Checkout page discounts

I have two discounts on the checkout page: one is an order discount, and the other is a shipping discount. When I add the shipping discount, the order discount is removed, and when I add the order discount, the shipping discount is removed. Both discounts belong to different apps. What could be the issue?

Hi @Amith_M

This forum is dedicated to Shopify App and Theme Developers, the Shopify Community Forum
is better suited for these kinds of questions.

But that said, I know that under the hood, automatic app discounts have the option to combine with other order/shipping/product discounts.

The developers behind these two apps should surface this as an option in your discounts.

I would contact them directly for support on where to find this option for the two separate discounts in these two different apps. It should be an option they can provide.

Hello Amith.

I saw your post on experiencing an issue where applying a shipping discount removes an existing order discount—or vice versa—on your checkout page, the core problem is that both discounts are being applied through different apps that conflict with each other, likely because they each modify the checkout in a way that overwrites the other. Most commonly, this happens when both apps use draft orders or custom checkout logic to apply their discounts. Since platforms like Shopify only allow one draft order or checkout modification at a time, when one app applies its discount, it effectively erases the changes made by the other. To fix this practically, you need to choose one of the following solutions: either use a single discount app that supports both order and shipping discounts within the same flow; or switch to a manual discount code system where customers enter a promo code at checkout—one for order discount and one for shipping, if your platform allows stacking codes. If you’re on Shopify Plus, you can use Shopify Scripts or Functions to build a custom discount rule that combines both types. Alternatively, reach out to the developers of each app and ask if they offer compatibility settings to avoid overwriting each other’s discounts—some apps have a toggle to disable draft order creation or to integrate more smoothly with others. The most reliable solution is to consolidate your discounts under a single app that can handle both scenarios to prevent logic conflicts during checkout.

I hope this helps.

Hi @David_Holly @Dylan , i created this both the app and i have code for both . i can’t combine the discount in one app. both app has different functionality .

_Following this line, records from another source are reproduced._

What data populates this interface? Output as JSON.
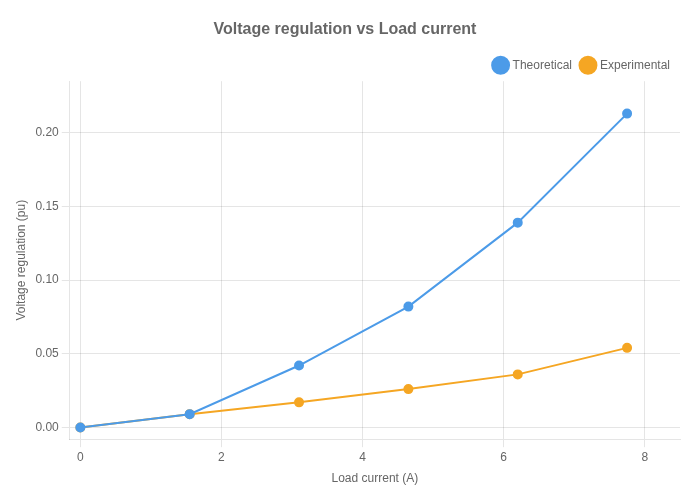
{
  "chart_data": {
    "type": "line",
    "title": "Voltage regulation vs Load current",
    "x_label": "Load current (A)",
    "y_label": "Voltage regulation (pu)",
    "x": [
      0,
      1.55,
      3.1,
      4.65,
      6.2,
      7.75
    ],
    "series": [
      {
        "name": "Theoretical",
        "color": "#4c9be8",
        "values": [
          0.0,
          0.009,
          0.042,
          0.082,
          0.139,
          0.213
        ]
      },
      {
        "name": "Experimental",
        "color": "#f5a623",
        "values": [
          0.0,
          0.009,
          0.017,
          0.026,
          0.036,
          0.054
        ]
      }
    ],
    "xlim": [
      -0.15,
      8.5
    ],
    "ylim": [
      -0.008,
      0.235
    ],
    "xticks": [
      0,
      2,
      4,
      6,
      8
    ],
    "yticks": [
      {
        "value": 0.0,
        "label": "0.00"
      },
      {
        "value": 0.05,
        "label": "0.05"
      },
      {
        "value": 0.1,
        "label": "0.10"
      },
      {
        "value": 0.15,
        "label": "0.15"
      },
      {
        "value": 0.2,
        "label": "0.20"
      }
    ],
    "marker": "circle",
    "grid": true,
    "legend": "upper right"
  }
}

Both discount apps are removing each other’s effects at checkout because they are independently modifying the cart or checkout object, likely by creating their own draft orders or checkout sessions, which inherently overwrite each other since most platforms, including Shopify, only allow one source of truth at checkout. Since both apps are under your control and can’t be merged into one due to distinct functionality, the solution is to coordinate their logic through a shared layer without combining the apps themselves. The most reliable fix is to implement a unified discount application strategy where both apps pass their discount data—such as order discount or shipping discount—via cart attributes, metafields, or a shared service layer. One app or a central service will be responsible for reading both discount inputs and composing a single checkout payload that includes both discount types. This prevents either app from overwriting the other, ensures both discounts are respected, and keeps the apps logically separate while technically compatible. You can either designate one app as the checkout owner, which reads any discount data set by the second app and includes it before creating the checkout, or you can build a lightweight middleware or shared checkout API that both apps send discount data to, and which builds the final checkout object. This approach requires that both apps stop creating or modifying the checkout independently and instead only contribute discount intent data. Final checkout creation must happen once, with both discounts applied simultaneously to avoid mutation conflicts. If you’re using Shopify, you may also leverage Shopify Functions or Scripts to handle this merging logic cleanly within Shopify’s discount system, provided you’re on Shopify Plus. Whichever method you choose, the essential idea is to stop each app from trying to control the checkout directly and instead have them work cooperatively through shared state or a common handler so that both the order-level and shipping-level discounts can exist in the same checkout flow without conflict.